I'm honestly quite surprised I haven't talked about this before, given that it the greatest dystopian film of all time, as well as being one of the best comedy films of all time. It was made in 1984 by Terry Gilliam and its visuals were described as "1980s from the 1940s perspective". It is a movie that delights in bureaucracy and was somewhat ironically muddled in it during production. It is the best kind of comedy because it doesn't state its jokes, they're just there if you care to pay attention, and if you don't well, you were none the wiser anyway.
The film concentrates on surreal imagery, and some of that was definitely the David Bowie-esque dream sequences involving that lovely flying man shown on the poster. The main character is stuck at the bottom rung of the government, and perfectly happy to be there, though everyone except his boss insists he's better than that, and his mother attempts to get him promoted through her overbearing parenthood. But enough about that the plot, after the dream sequence and an advertisement for ducts we cut to what begins the film, a typo. A silly person swats a fly which lands in the typewriter that issues every request for arrest resulting in once innocent man dying, another being driven insane, and a family being broken apart. Typos kill kids, it's the main message of the movie.
So we find our dream sequence guy late for work in the real world, because of his constantly breaking electronics, a theme which echoes through the film, as nothing ever quite works right. He rushes off and attempts to sort out the typo, by sending documents this way and that but the bureaucracy refuses to let him. So the typo resulted in a swat team assaulting the misprinted name, Buttle's, house but unfortunately the family was overcharged for their endeavor, so someone has to make sure that there is no error and this, and that someone will get some of the money back. Buttle is killed despite the fact that he was the wrong guy, but can't have a little money just lying around can we?
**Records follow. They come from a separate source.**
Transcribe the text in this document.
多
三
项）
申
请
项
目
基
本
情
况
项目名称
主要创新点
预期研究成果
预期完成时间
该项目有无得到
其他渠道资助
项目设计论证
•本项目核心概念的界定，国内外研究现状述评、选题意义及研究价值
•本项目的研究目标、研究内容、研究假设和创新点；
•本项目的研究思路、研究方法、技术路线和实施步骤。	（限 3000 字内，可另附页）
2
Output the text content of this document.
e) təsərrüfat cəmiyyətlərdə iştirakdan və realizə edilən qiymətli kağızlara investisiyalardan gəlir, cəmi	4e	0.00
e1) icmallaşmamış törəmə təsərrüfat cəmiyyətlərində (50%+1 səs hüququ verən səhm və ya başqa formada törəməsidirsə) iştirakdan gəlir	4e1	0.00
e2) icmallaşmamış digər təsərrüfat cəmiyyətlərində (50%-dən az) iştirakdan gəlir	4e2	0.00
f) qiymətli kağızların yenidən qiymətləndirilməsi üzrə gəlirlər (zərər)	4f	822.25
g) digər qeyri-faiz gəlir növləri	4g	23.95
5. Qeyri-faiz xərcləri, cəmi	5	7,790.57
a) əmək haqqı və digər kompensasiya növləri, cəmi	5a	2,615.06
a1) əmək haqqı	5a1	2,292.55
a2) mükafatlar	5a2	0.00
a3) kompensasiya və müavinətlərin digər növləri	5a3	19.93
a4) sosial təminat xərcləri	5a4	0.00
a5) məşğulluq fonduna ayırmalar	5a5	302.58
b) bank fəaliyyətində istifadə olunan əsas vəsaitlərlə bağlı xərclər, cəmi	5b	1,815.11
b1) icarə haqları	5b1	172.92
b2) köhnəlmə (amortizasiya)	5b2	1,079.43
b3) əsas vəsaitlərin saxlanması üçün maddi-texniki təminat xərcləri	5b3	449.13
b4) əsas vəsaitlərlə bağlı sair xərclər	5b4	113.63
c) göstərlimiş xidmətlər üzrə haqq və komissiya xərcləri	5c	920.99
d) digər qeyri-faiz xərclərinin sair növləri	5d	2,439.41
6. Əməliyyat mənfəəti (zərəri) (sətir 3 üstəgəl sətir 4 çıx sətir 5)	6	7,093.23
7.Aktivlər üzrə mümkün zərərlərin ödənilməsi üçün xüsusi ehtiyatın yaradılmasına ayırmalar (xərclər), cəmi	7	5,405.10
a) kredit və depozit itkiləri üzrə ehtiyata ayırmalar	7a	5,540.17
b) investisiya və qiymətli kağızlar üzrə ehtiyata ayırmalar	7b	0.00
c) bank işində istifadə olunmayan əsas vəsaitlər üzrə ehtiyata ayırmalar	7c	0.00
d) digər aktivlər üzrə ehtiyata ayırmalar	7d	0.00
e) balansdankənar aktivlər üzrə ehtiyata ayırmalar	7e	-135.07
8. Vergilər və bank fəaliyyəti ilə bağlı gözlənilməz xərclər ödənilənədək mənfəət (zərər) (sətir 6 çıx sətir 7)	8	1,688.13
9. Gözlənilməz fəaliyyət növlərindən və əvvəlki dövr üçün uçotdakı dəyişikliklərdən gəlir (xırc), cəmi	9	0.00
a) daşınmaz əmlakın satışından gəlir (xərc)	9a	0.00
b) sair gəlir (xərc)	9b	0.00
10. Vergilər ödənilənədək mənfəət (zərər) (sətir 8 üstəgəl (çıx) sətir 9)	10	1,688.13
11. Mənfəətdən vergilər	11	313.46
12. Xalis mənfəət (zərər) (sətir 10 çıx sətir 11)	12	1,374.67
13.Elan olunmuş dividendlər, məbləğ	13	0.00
So with all the paperwork signed, he can go off and find his dream girl, which he does but not after being kicked out of her cab, twice. Though his home has become the dawn of the new ice age, a friendly heating engineer played by Robert De Niro can help out, and successfully fills the two thugs who had been tormenting him with shit. So sometimes it's not the most subtle movie, but it gets the point across. Now with this dream girl he manages to have one night of true happiness, after declaring her head.
Unfortunately some people didn't get the message, so were still looking for her, and managed to find and kill her, again. At least that's what the paperwork says, and if there's an error its not my department. So after being found guilty of numerous crimes, including but not limited to:iving aid and comfort to the enemies of society, attempting to conceal a fugitive from justice, passing confidential documents to unauthorized personnel, destroying government property, viz. several personnel carriers, taking possession under false pretenses of said carriers, forging the signature of the Head of Records, misdirecting funds in the form of a check to A. Buttle through unauthorized channels, tampering with Central Services supply ducts, obstructing forces of law and order in the exercise of their duty, disregarding the good name of the government and the Department of Information Retrieval, attempting to disrupt the Ministry's internal communicating system and worst of all wasting Ministry time and paper.
With that all said and done he gets sent to something like an insane asylum, where he is accosted by a previous friend dressed as Santa Claus in what is actually one of the less weird parts of the end of the film. Then he is sent to be tortured by a man dressed in a baby mask, in a sequence that would haunt the dreams of many a little boy or girl who saw the film. But then they are saved by Robert De Niro, who incidentally didn't get payed for the film because he was on contract for another. They shoot, kill, and eventually escape, before De Niro is literally swallowed by paperwork, and Sam and his love interest escape and live happily in a land of sunshine and rainbows.
That is how the American cut ended, as well as about half an hour of other stuff, including the dream sequences and more negative images as well. The real ending of course shows Sam back in the chair, fantasizing his happy ending as he had gone certifiably insane. It's not that bad or dreary of an ending, because at least he gets to live a happy life somewhere, something he never previously had. So that's Brazil, a masterpiece featuring some deeper themes, including the very nature of bureaucracy and some small comments on the over focus on consumerism of society, what with everyone giving Sam the gift of the same Executive toy, one which makes decisions for him, what a nice gift.
If I had to sum it up in one sentence, I'd say: Blade Runner meets Monty Python with a pinch of Alice in Wonderland as well. If that doesn't sound like a recommendation, then I may be insane, because that is what demented baby faces do to a person, any person, because they are terrifying beyond all sense. So with all that, see the film if you haven't, it's a classic for a reason, and if a Python directing and another one acting in it isn't enough, think of the demented babies screaming at you forever if you don't, because that is what happens.